The weavings of the Aymara People in Bolivia include many different styles and types. This catalogue focuses specifically on the large Balandrán Ponchos of the 18th and 19th Century. Although Ponchos had been used by Andean Peoples for thousands of years, it was in Jesuit workshops that large Balandrán style ponchos were first mass produced for export to Spain and for local use in the 17th century. These Ponchos became a symbol of status first worn by Mestizos who could not afford expensive European cloth. Later, the style was adopted by the Aymara after many of their traditional garments were outlawed by the Spanish following native uprisings at the end of the 18th century.

Two hundred years later a chance meeting in 1974 brought Giles Mead and William Siegal together.
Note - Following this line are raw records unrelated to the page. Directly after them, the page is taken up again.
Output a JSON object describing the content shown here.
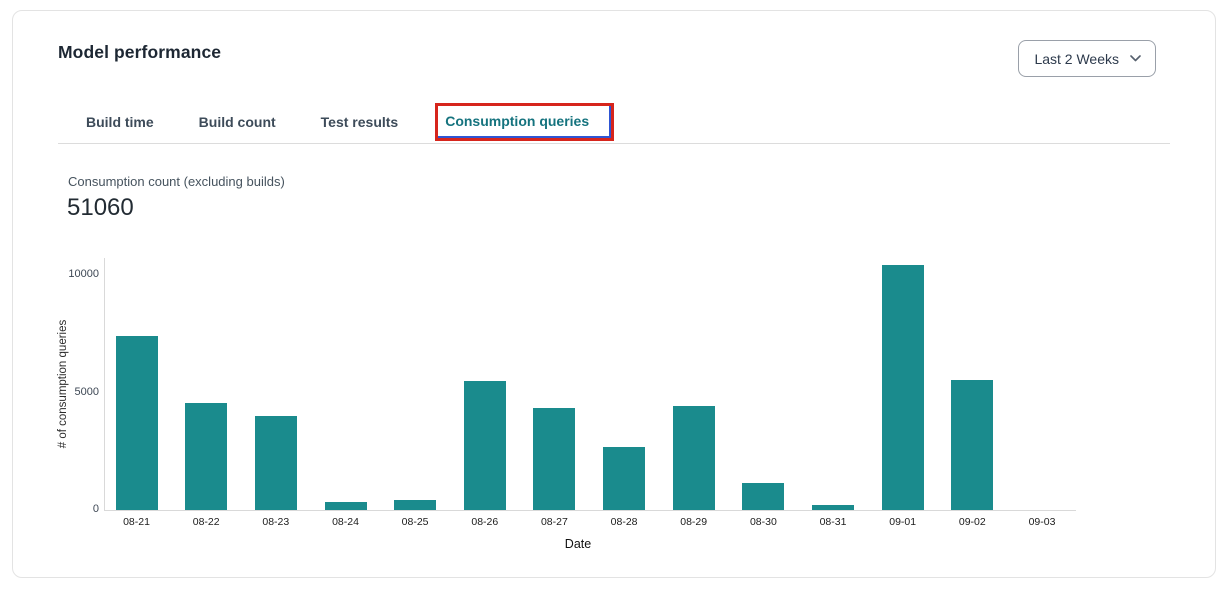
{
  "header": {
    "title": "Model performance",
    "range_selector": {
      "value": "Last 2 Weeks"
    }
  },
  "tabs": [
    {
      "label": "Build time",
      "active": false
    },
    {
      "label": "Build count",
      "active": false
    },
    {
      "label": "Test results",
      "active": false
    },
    {
      "label": "Consumption queries",
      "active": true,
      "annotated": true
    }
  ],
  "metric": {
    "label": "Consumption count (excluding builds)",
    "value": "51060"
  },
  "chart_data": {
    "type": "bar",
    "title": "",
    "categories": [
      "08-21",
      "08-22",
      "08-23",
      "08-24",
      "08-25",
      "08-26",
      "08-27",
      "08-28",
      "08-29",
      "08-30",
      "08-31",
      "09-01",
      "09-02",
      "09-03"
    ],
    "values": [
      7400,
      4570,
      4020,
      320,
      440,
      5480,
      4330,
      2700,
      4440,
      1140,
      230,
      10440,
      5550,
      0
    ],
    "xlabel": "Date",
    "ylabel": "# of consumption queries",
    "ylim": [
      0,
      10000
    ],
    "yticks": [
      0,
      5000,
      10000
    ],
    "grid": false,
    "legend": "none",
    "bar_color": "#1a8b8d"
  },
  "colors": {
    "active_tab_teal": "#15737e",
    "bar_teal": "#1a8b8d",
    "annotation_red": "#d6251c",
    "card_border": "#e3e3e3"
  }
}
Mead was the Director of the Los Angeles County Museum of Natural History and Siegal an avid traveler and textile dealer. Within a month of their first conversation Mead became Siegal’s principal client for the weavings of the Aymara. Driven by a mutual passion for great weaving and a shared understanding of the historical significance of the otherwise undiscovered master works of the Aymara, they set out to collect, document and preserve as many of the oldest and finest examples as they could find. It became an undertaking of unexpected scale that ultimately led Siegal to spend nearly fifteen years traveling to remote villages on the Altiplano seeking heirloom textiles.

It is with profound humility and gratitude to Giles Mead and his daughter Parry, that I present the Giles Mead collection of Aymara Ponchos – without a doubt the finest collection of its type ever assembled.